At that pace, Bank of the Ozarks would be near $30 billion in a year, $40 billion a year later and $50 billion at the end of the third year.

It may take a bit longer than three years for Bank of the Ozarks to get to $50 billion in assets, said Garland Binns, a Little Rock banking lawyer.

"[That's because] they are very selective in their acquisitions," Binns said.

The bank's selective approach was highlighted in the conference call Tuesday coinciding with the bank's quarterly-earnings report.

Gleason said Bank of the Ozarks considered a couple of acquisitions recently that would have been immediately profitable but they didn't have the impact the bank preferred.

A couple of other possible deals were considered but the sellers wanted too much to sell their banks, Gleason said.

The bank's management describes its acquisition strategy as being "disciplined and active," he said.

There are several other considerations Bank of the Ozarks makes about acquisitions, management said, such as:

Analyzing whether the bank can grow similarly without making a particular purchase.
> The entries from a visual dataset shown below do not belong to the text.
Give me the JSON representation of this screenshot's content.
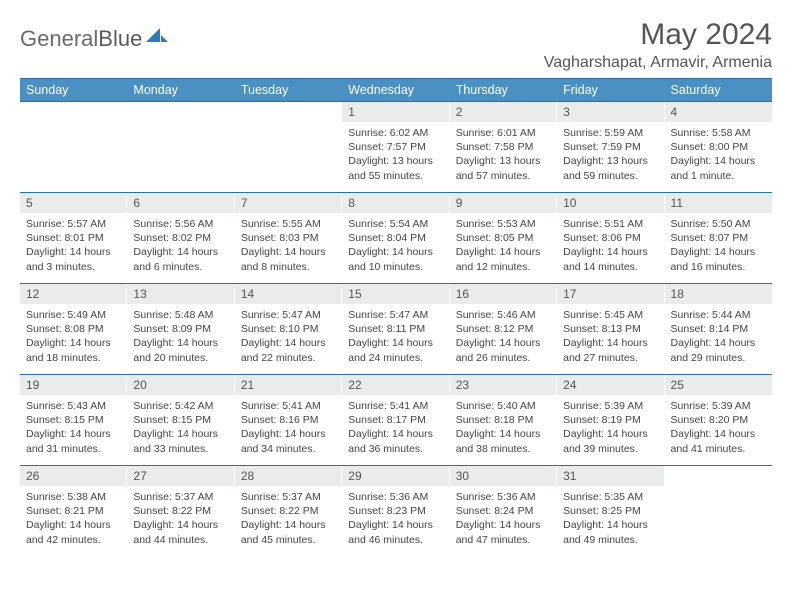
{
  "brand": {
    "part1": "General",
    "part2": "Blue"
  },
  "colors": {
    "header_bg": "#4a90c2",
    "border": "#2a6fa8",
    "daynum_bg": "#e9eceb",
    "logo_shape": "#2f79b6"
  },
  "title": "May 2024",
  "location": "Vagharshapat, Armavir, Armenia",
  "weekdays": [
    "Sunday",
    "Monday",
    "Tuesday",
    "Wednesday",
    "Thursday",
    "Friday",
    "Saturday"
  ],
  "weeks": [
    [
      {
        "n": "",
        "sr": "",
        "ss": "",
        "dl": ""
      },
      {
        "n": "",
        "sr": "",
        "ss": "",
        "dl": ""
      },
      {
        "n": "",
        "sr": "",
        "ss": "",
        "dl": ""
      },
      {
        "n": "1",
        "sr": "Sunrise: 6:02 AM",
        "ss": "Sunset: 7:57 PM",
        "dl": "Daylight: 13 hours and 55 minutes."
      },
      {
        "n": "2",
        "sr": "Sunrise: 6:01 AM",
        "ss": "Sunset: 7:58 PM",
        "dl": "Daylight: 13 hours and 57 minutes."
      },
      {
        "n": "3",
        "sr": "Sunrise: 5:59 AM",
        "ss": "Sunset: 7:59 PM",
        "dl": "Daylight: 13 hours and 59 minutes."
      },
      {
        "n": "4",
        "sr": "Sunrise: 5:58 AM",
        "ss": "Sunset: 8:00 PM",
        "dl": "Daylight: 14 hours and 1 minute."
      }
    ],
    [
      {
        "n": "5",
        "sr": "Sunrise: 5:57 AM",
        "ss": "Sunset: 8:01 PM",
        "dl": "Daylight: 14 hours and 3 minutes."
      },
      {
        "n": "6",
        "sr": "Sunrise: 5:56 AM",
        "ss": "Sunset: 8:02 PM",
        "dl": "Daylight: 14 hours and 6 minutes."
      },
      {
        "n": "7",
        "sr": "Sunrise: 5:55 AM",
        "ss": "Sunset: 8:03 PM",
        "dl": "Daylight: 14 hours and 8 minutes."
      },
      {
        "n": "8",
        "sr": "Sunrise: 5:54 AM",
        "ss": "Sunset: 8:04 PM",
        "dl": "Daylight: 14 hours and 10 minutes."
      },
      {
        "n": "9",
        "sr": "Sunrise: 5:53 AM",
        "ss": "Sunset: 8:05 PM",
        "dl": "Daylight: 14 hours and 12 minutes."
      },
      {
        "n": "10",
        "sr": "Sunrise: 5:51 AM",
        "ss": "Sunset: 8:06 PM",
        "dl": "Daylight: 14 hours and 14 minutes."
      },
      {
        "n": "11",
        "sr": "Sunrise: 5:50 AM",
        "ss": "Sunset: 8:07 PM",
        "dl": "Daylight: 14 hours and 16 minutes."
      }
    ],
    [
      {
        "n": "12",
        "sr": "Sunrise: 5:49 AM",
        "ss": "Sunset: 8:08 PM",
        "dl": "Daylight: 14 hours and 18 minutes."
      },
      {
        "n": "13",
        "sr": "Sunrise: 5:48 AM",
        "ss": "Sunset: 8:09 PM",
        "dl": "Daylight: 14 hours and 20 minutes."
      },
      {
        "n": "14",
        "sr": "Sunrise: 5:47 AM",
        "ss": "Sunset: 8:10 PM",
        "dl": "Daylight: 14 hours and 22 minutes."
      },
      {
        "n": "15",
        "sr": "Sunrise: 5:47 AM",
        "ss": "Sunset: 8:11 PM",
        "dl": "Daylight: 14 hours and 24 minutes."
      },
      {
        "n": "16",
        "sr": "Sunrise: 5:46 AM",
        "ss": "Sunset: 8:12 PM",
        "dl": "Daylight: 14 hours and 26 minutes."
      },
      {
        "n": "17",
        "sr": "Sunrise: 5:45 AM",
        "ss": "Sunset: 8:13 PM",
        "dl": "Daylight: 14 hours and 27 minutes."
      },
      {
        "n": "18",
        "sr": "Sunrise: 5:44 AM",
        "ss": "Sunset: 8:14 PM",
        "dl": "Daylight: 14 hours and 29 minutes."
      }
    ],
    [
      {
        "n": "19",
        "sr": "Sunrise: 5:43 AM",
        "ss": "Sunset: 8:15 PM",
        "dl": "Daylight: 14 hours and 31 minutes."
      },
      {
        "n": "20",
        "sr": "Sunrise: 5:42 AM",
        "ss": "Sunset: 8:15 PM",
        "dl": "Daylight: 14 hours and 33 minutes."
      },
      {
        "n": "21",
        "sr": "Sunrise: 5:41 AM",
        "ss": "Sunset: 8:16 PM",
        "dl": "Daylight: 14 hours and 34 minutes."
      },
      {
        "n": "22",
        "sr": "Sunrise: 5:41 AM",
        "ss": "Sunset: 8:17 PM",
        "dl": "Daylight: 14 hours and 36 minutes."
      },
      {
        "n": "23",
        "sr": "Sunrise: 5:40 AM",
        "ss": "Sunset: 8:18 PM",
        "dl": "Daylight: 14 hours and 38 minutes."
      },
      {
        "n": "24",
        "sr": "Sunrise: 5:39 AM",
        "ss": "Sunset: 8:19 PM",
        "dl": "Daylight: 14 hours and 39 minutes."
      },
      {
        "n": "25",
        "sr": "Sunrise: 5:39 AM",
        "ss": "Sunset: 8:20 PM",
        "dl": "Daylight: 14 hours and 41 minutes."
      }
    ],
    [
      {
        "n": "26",
        "sr": "Sunrise: 5:38 AM",
        "ss": "Sunset: 8:21 PM",
        "dl": "Daylight: 14 hours and 42 minutes."
      },
      {
        "n": "27",
        "sr": "Sunrise: 5:37 AM",
        "ss": "Sunset: 8:22 PM",
        "dl": "Daylight: 14 hours and 44 minutes."
      },
      {
        "n": "28",
        "sr": "Sunrise: 5:37 AM",
        "ss": "Sunset: 8:22 PM",
        "dl": "Daylight: 14 hours and 45 minutes."
      },
      {
        "n": "29",
        "sr": "Sunrise: 5:36 AM",
        "ss": "Sunset: 8:23 PM",
        "dl": "Daylight: 14 hours and 46 minutes."
      },
      {
        "n": "30",
        "sr": "Sunrise: 5:36 AM",
        "ss": "Sunset: 8:24 PM",
        "dl": "Daylight: 14 hours and 47 minutes."
      },
      {
        "n": "31",
        "sr": "Sunrise: 5:35 AM",
        "ss": "Sunset: 8:25 PM",
        "dl": "Daylight: 14 hours and 49 minutes."
      },
      {
        "n": "",
        "sr": "",
        "ss": "",
        "dl": ""
      }
    ]
  ]
}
Every acquisition the bank makes distracts management from other things they would do without the deal, Gleason said.

"If we devote the same amount of energy and resources to our [internal] growth, will we get better results than we will get with an acquisition?" Gleason said.

Determining how new management would fit with existing management.
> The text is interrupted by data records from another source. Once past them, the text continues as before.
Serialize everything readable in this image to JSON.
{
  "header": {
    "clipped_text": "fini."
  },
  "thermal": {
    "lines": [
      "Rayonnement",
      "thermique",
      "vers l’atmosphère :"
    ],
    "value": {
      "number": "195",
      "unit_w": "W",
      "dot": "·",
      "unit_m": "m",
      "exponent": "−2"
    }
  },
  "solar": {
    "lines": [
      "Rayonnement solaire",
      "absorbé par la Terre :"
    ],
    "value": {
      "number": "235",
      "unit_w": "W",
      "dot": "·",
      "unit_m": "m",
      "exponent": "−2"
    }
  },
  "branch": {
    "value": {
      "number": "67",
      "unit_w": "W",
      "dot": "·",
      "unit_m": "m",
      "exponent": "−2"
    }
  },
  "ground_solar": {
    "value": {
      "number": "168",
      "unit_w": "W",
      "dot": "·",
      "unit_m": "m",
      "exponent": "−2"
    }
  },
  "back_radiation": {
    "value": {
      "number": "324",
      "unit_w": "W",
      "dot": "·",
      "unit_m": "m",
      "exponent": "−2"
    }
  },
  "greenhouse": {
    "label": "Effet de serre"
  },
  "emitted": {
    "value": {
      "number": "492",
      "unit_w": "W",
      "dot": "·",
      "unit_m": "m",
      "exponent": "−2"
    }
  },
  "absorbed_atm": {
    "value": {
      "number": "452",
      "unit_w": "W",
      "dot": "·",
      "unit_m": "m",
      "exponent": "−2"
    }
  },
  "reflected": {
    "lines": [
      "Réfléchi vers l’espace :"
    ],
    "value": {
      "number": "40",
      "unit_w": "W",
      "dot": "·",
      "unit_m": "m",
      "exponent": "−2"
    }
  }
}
Gleason said he is extremely comfortable with the bankers leading Bank of the Ozarks' business in Florida, Georgia, the Carolinas, Arkansas and Texas. So another acquisition in those markets likely would be counterproductive.

"So in some respects, doing a transaction in New York or California or Colorado or Illinois or Washington state, markets where we don't have much if any retail banking presence, is simpler than doing one now in the states where I have finally got our teams really well developed," Gleason said.

Bank of the Ozarks has an appetite for transactions in New York, Gleason said, if they are done with the right leverage and right markets.

Because of its business with developers across the country, Bank of the Ozarks is a significant lender in cities such as Miami; Dallas and Austin, Texas; Seattle; Denver; Chicago; and Nashville, Tenn.

Matt Olney, a banking analyst in Little Rock with Stephens Inc., said in a research brief that he expects Bank of the Ozarks to return to acquiring banks this year. Its two most recent purchases closed in July.

While Bank of the Ozarks continues to have a dialogue with potential acquisition targets, it will be more focused on pursuing financially attractive banks without considering whether they fit strategic needs, Olney said.

Two other publicly traded banks in Arkansas are growing through acquisitions but trail Bank of the Ozarks in assets.

Home BancShares of Conway will be at $13.5 billion in assets when its purchase of Stonegate Bank of Pompano Beach, Fla., closes late this year. Simmons First National Corp. also will have about $13.5 billion when its purchases of three banks close this year.

Arvest Bank of Fayetteville has more than $17 billion in assets but hasn't made an acquisition recently.

Plans by Bank of the Ozarks to reorganize and eliminate its bank holding company, which it also announced last week, could help streamline future purchases. It also should improve the bank's efficiency.

Doing the reorganization would do away with the Federal Reserve as a regulator of the holding company, leaving only the Federal Deposit Insurance Corp. as the bank's federal regulator. The bank estimated that it could have closed on the two 2016 deals two months sooner without the duplicate federal regulators.

But it's unlikely that banks with a holding company, but which aren't publicly traded, would be interested in following Bank of the Ozarks' lead, Binns said. Those banks use their holding company for various purposes, and eliminating the holding company probably would not be beneficial, Binns said.